We used this technique to evaluate whether (i) cold treatment altered general cell wall biochemistry, and (ii) the response is genotype-dependent. All genotypes showed altered infrared spectra as a result of cold stress, but the response was temporary since the difference between the control and the treated plants after 5 days was much lower than after the 3-day cold treatment (Supplementary Figure S1). The genotypes also showed different mean infrared spectra which were affected by the cold stress. The most pronounced impact of cold was observed for the M1 genotype, while M3 plants were only minimally impacted.

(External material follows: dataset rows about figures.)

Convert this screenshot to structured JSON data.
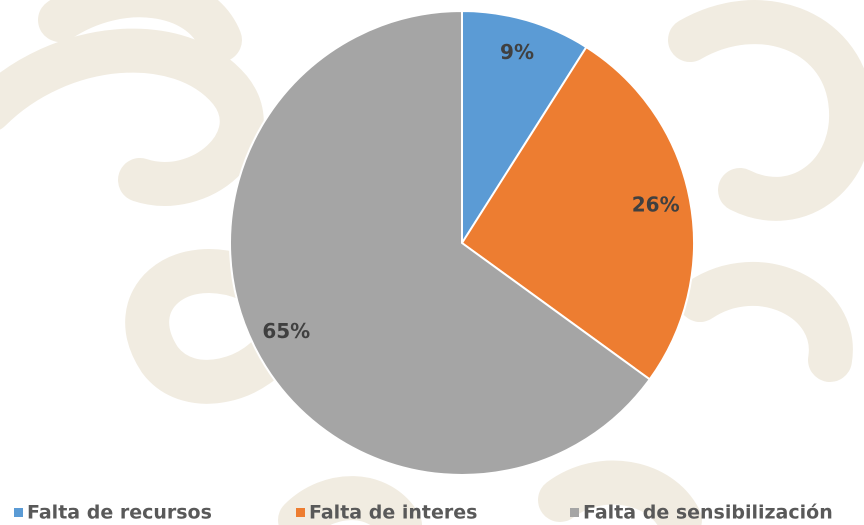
{
  "chart_data": {
    "type": "pie",
    "categories": [
      "Falta de recursos",
      "Falta de interes",
      "Falta de sensibilización"
    ],
    "values": [
      9,
      26,
      65
    ],
    "value_labels": [
      "9%",
      "26%",
      "65%"
    ],
    "colors": [
      "#5b9bd5",
      "#ed7d31",
      "#a5a5a5"
    ],
    "legend": "bottom"
  }
}
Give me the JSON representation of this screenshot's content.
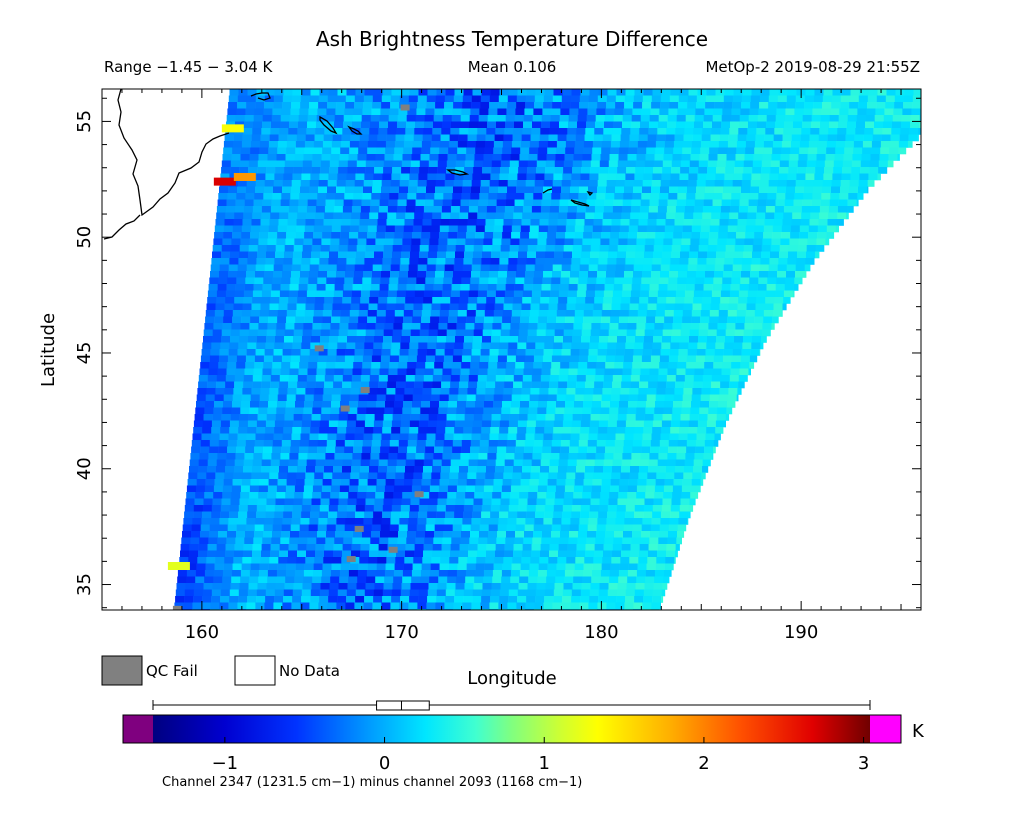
{
  "chart_data": {
    "type": "heatmap",
    "title": "Ash Brightness Temperature Difference",
    "subtitle_left": "Range −1.45 − 3.04 K",
    "subtitle_center": "Mean 0.106",
    "subtitle_right": "MetOp-2 2019-08-29 21:55Z",
    "xlabel": "Longitude",
    "ylabel": "Latitude",
    "xlim": [
      155,
      196
    ],
    "ylim": [
      33.9,
      56.4
    ],
    "xticks": [
      160,
      170,
      180,
      190
    ],
    "yticks": [
      35,
      40,
      45,
      50,
      55
    ],
    "value_range": [
      -1.45,
      3.04
    ],
    "mean": 0.106,
    "swath": {
      "left_edge": [
        [
          161.4,
          56.4
        ],
        [
          158.6,
          33.9
        ]
      ],
      "right_edge": [
        [
          196,
          54.4
        ],
        [
          193.4,
          52.1
        ],
        [
          190.6,
          48.9
        ],
        [
          188.2,
          45.5
        ],
        [
          186.2,
          41.9
        ],
        [
          184.4,
          37.9
        ],
        [
          182.9,
          33.9
        ]
      ]
    },
    "anomalies": [
      {
        "lon": 161.2,
        "lat": 52.4,
        "value": 2.7
      },
      {
        "lon": 162.2,
        "lat": 52.6,
        "value": 1.9
      },
      {
        "lon": 161.6,
        "lat": 54.7,
        "value": 1.3
      },
      {
        "lon": 158.9,
        "lat": 35.8,
        "value": 1.2
      }
    ],
    "qc_fail": [
      {
        "lon": 158.8,
        "lat": 33.95
      },
      {
        "lon": 165.9,
        "lat": 45.2
      },
      {
        "lon": 167.9,
        "lat": 37.4
      },
      {
        "lon": 167.5,
        "lat": 36.1
      },
      {
        "lon": 169.6,
        "lat": 36.5
      },
      {
        "lon": 170.9,
        "lat": 38.9
      },
      {
        "lon": 167.2,
        "lat": 42.6
      },
      {
        "lon": 168.2,
        "lat": 43.4
      },
      {
        "lon": 170.2,
        "lat": 55.6
      }
    ]
  },
  "legend": {
    "qc_fail_label": "QC Fail",
    "no_data_label": "No Data",
    "qc_fail_color": "#808080",
    "no_data_color": "#ffffff"
  },
  "colorbar": {
    "min": -1.45,
    "max": 3.04,
    "mean": 0.106,
    "unit": "K",
    "ticks": [
      -1,
      0,
      1,
      2,
      3
    ],
    "tick_labels": [
      "−1",
      "0",
      "1",
      "2",
      "3"
    ],
    "box_q1": -0.05,
    "box_q3": 0.28,
    "under_color": "#7f007f",
    "over_color": "#ff00ff",
    "caption": "Channel 2347 (1231.5 cm−1) minus channel 2093 (1168 cm−1)"
  },
  "coastline": {
    "color": "#000000"
  }
}
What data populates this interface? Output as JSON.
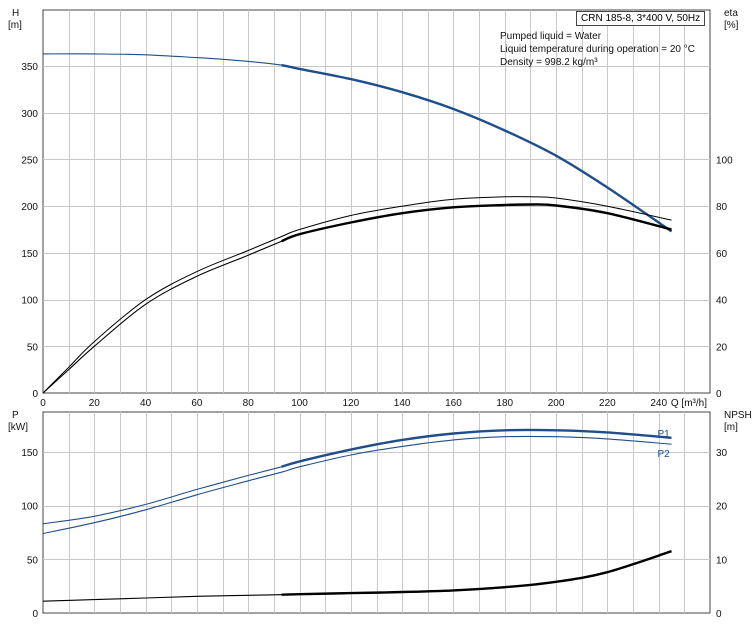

The changes concerned a wall matrix, as spectral bands related to cellulose were not significantly affected, based on the spectra inspection within the carbohydrate region. In addition, an increase of absorbance was observed for the carbohydrate region in all genotypes, which indicates increased investment of assimilates for the synthesis of wall carbohydrates at the expense of non-carbohydrate compounds, resulting from plant exposition to chilling. This supports, to some extent, the thesis discussed above, which assumed a trade-off between CO2 exchange rate and leaf biomechanical strength.

5. Conclusions

This work showed that the three genotypes of Miscanthus × giganteus, despite high genetic similarity, may differ in the cold stress tolerance if they were previously exposed to various temperature regimes. The observed reduction in the assimilation rate and disturbance of chlorophyll fluorescence parameters in the M3 genotype under cold conditions were most likely influenced by changes in the ultrastructure of the plasmodesmata, i.e., constriction of the cytoplasmic sleeve in the central region of the microchannel at the mesophyll–bundle sheath interface. The maintenance of relatively high photosynthetic activity in M1 and M2 genotypes may be due to their ability to acclimatize to the low temperature that was acquired in field during their growth and development. The most susceptible to chilling was M3 genotype, which showed specific responses in terms of leaf biomechanics compared to genotypes that maintained high photosynthetic activity under cold stress, and the slightest changes in the biochemical profile of the cell wall as revealed by infrared spectroscopy. This suggests that the plasticity of the cell wall induced by low-temperature stress may support these acclimatization processes. This study also indicates that the trade-off between photosynthesis capacity and leaf biomechanics, reported earlier in an ecological context, may drive, to some extent, the mechanism of cold tolerance in Miscanthus.